US drone attack kills four militants in Pakistan

AFP , Tuesday 10 May 2011

Officials say US drone killed 4 unidentified militants in South Waziristan, Pakistan

A US drone strike destroyed a vehicle in Pakistan's tribal belt on Tuesday, killing four militants in the second drone attack since the killing of Osama bin Laden, local officials said.

A security official said the drones fired two missiles into South Waziristan, one of seven districts in Pakistan's semi-autonomous tribal belt on the Afghan border that Washington has called an Al-Qaeda headquarters.

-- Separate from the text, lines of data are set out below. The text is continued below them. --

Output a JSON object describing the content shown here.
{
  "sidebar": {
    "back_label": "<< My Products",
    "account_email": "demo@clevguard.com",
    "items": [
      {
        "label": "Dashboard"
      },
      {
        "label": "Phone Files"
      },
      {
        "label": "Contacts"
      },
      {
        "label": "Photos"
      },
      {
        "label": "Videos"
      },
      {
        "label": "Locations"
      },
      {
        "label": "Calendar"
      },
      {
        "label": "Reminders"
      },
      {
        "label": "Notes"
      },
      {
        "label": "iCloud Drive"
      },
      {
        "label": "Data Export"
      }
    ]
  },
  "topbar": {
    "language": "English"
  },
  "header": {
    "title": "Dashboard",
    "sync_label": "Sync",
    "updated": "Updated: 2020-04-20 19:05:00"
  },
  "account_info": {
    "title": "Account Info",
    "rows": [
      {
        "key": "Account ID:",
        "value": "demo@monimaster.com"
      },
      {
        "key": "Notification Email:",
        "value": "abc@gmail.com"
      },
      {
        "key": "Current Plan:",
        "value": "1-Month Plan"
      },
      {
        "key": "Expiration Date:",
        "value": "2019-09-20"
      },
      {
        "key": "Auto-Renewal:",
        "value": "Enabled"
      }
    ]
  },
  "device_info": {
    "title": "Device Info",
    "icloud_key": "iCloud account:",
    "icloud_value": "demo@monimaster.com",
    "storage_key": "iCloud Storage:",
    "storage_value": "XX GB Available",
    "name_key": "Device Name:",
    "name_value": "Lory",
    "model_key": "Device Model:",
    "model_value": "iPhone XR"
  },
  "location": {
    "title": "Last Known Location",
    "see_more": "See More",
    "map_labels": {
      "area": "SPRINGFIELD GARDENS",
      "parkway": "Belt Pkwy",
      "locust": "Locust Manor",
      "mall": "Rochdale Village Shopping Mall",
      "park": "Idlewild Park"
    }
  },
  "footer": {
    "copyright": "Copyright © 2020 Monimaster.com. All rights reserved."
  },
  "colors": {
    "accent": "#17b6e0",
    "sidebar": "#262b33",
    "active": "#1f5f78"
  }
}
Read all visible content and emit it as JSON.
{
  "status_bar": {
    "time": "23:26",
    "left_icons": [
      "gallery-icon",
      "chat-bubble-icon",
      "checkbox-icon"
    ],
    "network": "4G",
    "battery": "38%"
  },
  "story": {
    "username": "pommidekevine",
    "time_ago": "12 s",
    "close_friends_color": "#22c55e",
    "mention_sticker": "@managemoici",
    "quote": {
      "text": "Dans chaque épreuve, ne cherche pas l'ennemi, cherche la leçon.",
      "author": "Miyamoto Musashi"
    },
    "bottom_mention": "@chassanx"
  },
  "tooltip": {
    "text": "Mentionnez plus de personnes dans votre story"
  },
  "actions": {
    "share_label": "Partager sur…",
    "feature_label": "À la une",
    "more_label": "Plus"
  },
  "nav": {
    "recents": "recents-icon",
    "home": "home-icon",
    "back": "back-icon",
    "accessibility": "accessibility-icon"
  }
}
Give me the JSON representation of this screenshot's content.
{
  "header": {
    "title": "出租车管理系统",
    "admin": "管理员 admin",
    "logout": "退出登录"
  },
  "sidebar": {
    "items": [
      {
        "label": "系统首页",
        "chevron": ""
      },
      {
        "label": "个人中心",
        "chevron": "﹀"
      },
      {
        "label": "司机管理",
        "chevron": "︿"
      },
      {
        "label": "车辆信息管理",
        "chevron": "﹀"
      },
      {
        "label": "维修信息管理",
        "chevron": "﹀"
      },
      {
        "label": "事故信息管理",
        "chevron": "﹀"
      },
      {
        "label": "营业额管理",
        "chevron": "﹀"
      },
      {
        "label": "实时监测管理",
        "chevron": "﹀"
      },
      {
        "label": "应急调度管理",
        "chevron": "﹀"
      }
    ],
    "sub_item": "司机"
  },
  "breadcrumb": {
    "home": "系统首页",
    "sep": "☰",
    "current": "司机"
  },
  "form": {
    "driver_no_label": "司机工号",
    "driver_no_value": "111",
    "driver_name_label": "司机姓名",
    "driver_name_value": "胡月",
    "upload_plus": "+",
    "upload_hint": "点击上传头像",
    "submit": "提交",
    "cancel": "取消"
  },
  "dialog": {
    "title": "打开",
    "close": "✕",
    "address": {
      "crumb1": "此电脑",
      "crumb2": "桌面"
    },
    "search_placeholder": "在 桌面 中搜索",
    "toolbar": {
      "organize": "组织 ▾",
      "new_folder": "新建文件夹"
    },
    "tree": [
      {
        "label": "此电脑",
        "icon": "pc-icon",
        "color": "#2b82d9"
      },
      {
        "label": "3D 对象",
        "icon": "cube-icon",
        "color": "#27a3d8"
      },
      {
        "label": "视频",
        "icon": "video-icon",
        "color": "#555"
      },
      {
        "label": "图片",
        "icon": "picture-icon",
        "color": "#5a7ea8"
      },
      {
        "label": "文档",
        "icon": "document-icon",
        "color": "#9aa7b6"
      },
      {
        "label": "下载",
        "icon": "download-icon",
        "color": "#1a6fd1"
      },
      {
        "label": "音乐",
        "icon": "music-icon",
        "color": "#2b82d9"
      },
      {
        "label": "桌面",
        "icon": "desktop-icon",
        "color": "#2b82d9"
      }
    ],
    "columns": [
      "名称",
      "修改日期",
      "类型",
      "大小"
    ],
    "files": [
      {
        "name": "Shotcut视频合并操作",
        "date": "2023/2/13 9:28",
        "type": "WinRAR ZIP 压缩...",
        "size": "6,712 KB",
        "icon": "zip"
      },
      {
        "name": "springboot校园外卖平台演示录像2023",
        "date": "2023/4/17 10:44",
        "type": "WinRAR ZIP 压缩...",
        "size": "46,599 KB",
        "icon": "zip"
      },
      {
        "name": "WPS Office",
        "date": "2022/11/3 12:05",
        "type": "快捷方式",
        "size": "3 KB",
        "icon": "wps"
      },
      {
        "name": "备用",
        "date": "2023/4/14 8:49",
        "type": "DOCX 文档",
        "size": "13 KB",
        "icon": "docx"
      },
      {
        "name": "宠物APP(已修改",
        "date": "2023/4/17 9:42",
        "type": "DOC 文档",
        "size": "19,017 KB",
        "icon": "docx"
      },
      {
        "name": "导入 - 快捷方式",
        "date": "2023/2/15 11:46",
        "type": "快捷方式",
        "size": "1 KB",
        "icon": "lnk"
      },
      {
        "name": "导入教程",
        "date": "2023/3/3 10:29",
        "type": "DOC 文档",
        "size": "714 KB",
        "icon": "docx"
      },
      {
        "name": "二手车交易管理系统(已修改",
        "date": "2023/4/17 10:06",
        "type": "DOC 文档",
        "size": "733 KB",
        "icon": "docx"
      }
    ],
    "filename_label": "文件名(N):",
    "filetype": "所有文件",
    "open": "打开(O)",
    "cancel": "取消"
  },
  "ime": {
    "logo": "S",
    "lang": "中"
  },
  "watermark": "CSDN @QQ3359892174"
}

Another official said the missiles fell near Angoor Adda village.

"Two missiles were fired on a vehicle at about 4:15 pm (1115 GMT) and four militants were killed," the official told AFP on condition of anonymity.

The identity of the militants was not immediately known.

On Monday, hundreds of Taliban rallied in the main town of South Waziristan, vowing to avenge bin Laden's death after US Navy SEALs last week shot him dead in the Pakistani town of Abbottabad, near Islamabad.

The last drone strike was on Friday when a salvo of missiles struck a compound in North Waziristan, killing eight suspected militants including Al-Qaeda members, according to officials.

US missile attacks doubled last year, with more than 100 drone strikes killing over 670 people, according to an AFP tally, and the CIA has said the covert programme has severely disrupted Al-Qaeda's leadership.

But some experts say the discovery last week of bin Laden living hundreds of kilometres from the tribal area, in a garrison city not far from the capital, exposes the limits of drone strikes to hit top terror targets.

The strikes inflame anti-US feeling, which has soared this year since a CIA contractor shot dead two Pakistani men in a busy Lahore street in January, and worsened in the wake of the covert US raid on bin Laden's house a week ago.

A drone attack in March saw Pakistan lodge a particularly forceful public protest over the deaths of civilians, although the campaign is believed to operate with the tacit consent of the government in Islamabad.

The surgical operation by US Navy SEALs in the early hours of May 2, seemingly carried out without the knowledge of Islamabad or the country's powerful military leadership, has caused widespread embarrassment in Pakistan.

Prime Minister Yousuf Raza Gilani sought to defend the country in a speech to parliament on Monday, fending off charges of complicity or incompetence over the raid as "absurd" and criticising US "unilateralism" on its soil.

Gilani also insisted Pakistan reserves the right to "retaliate with full force," although he stopped short of spelling what, if anything, would be done if the US staged another high-profile anti-terror raid.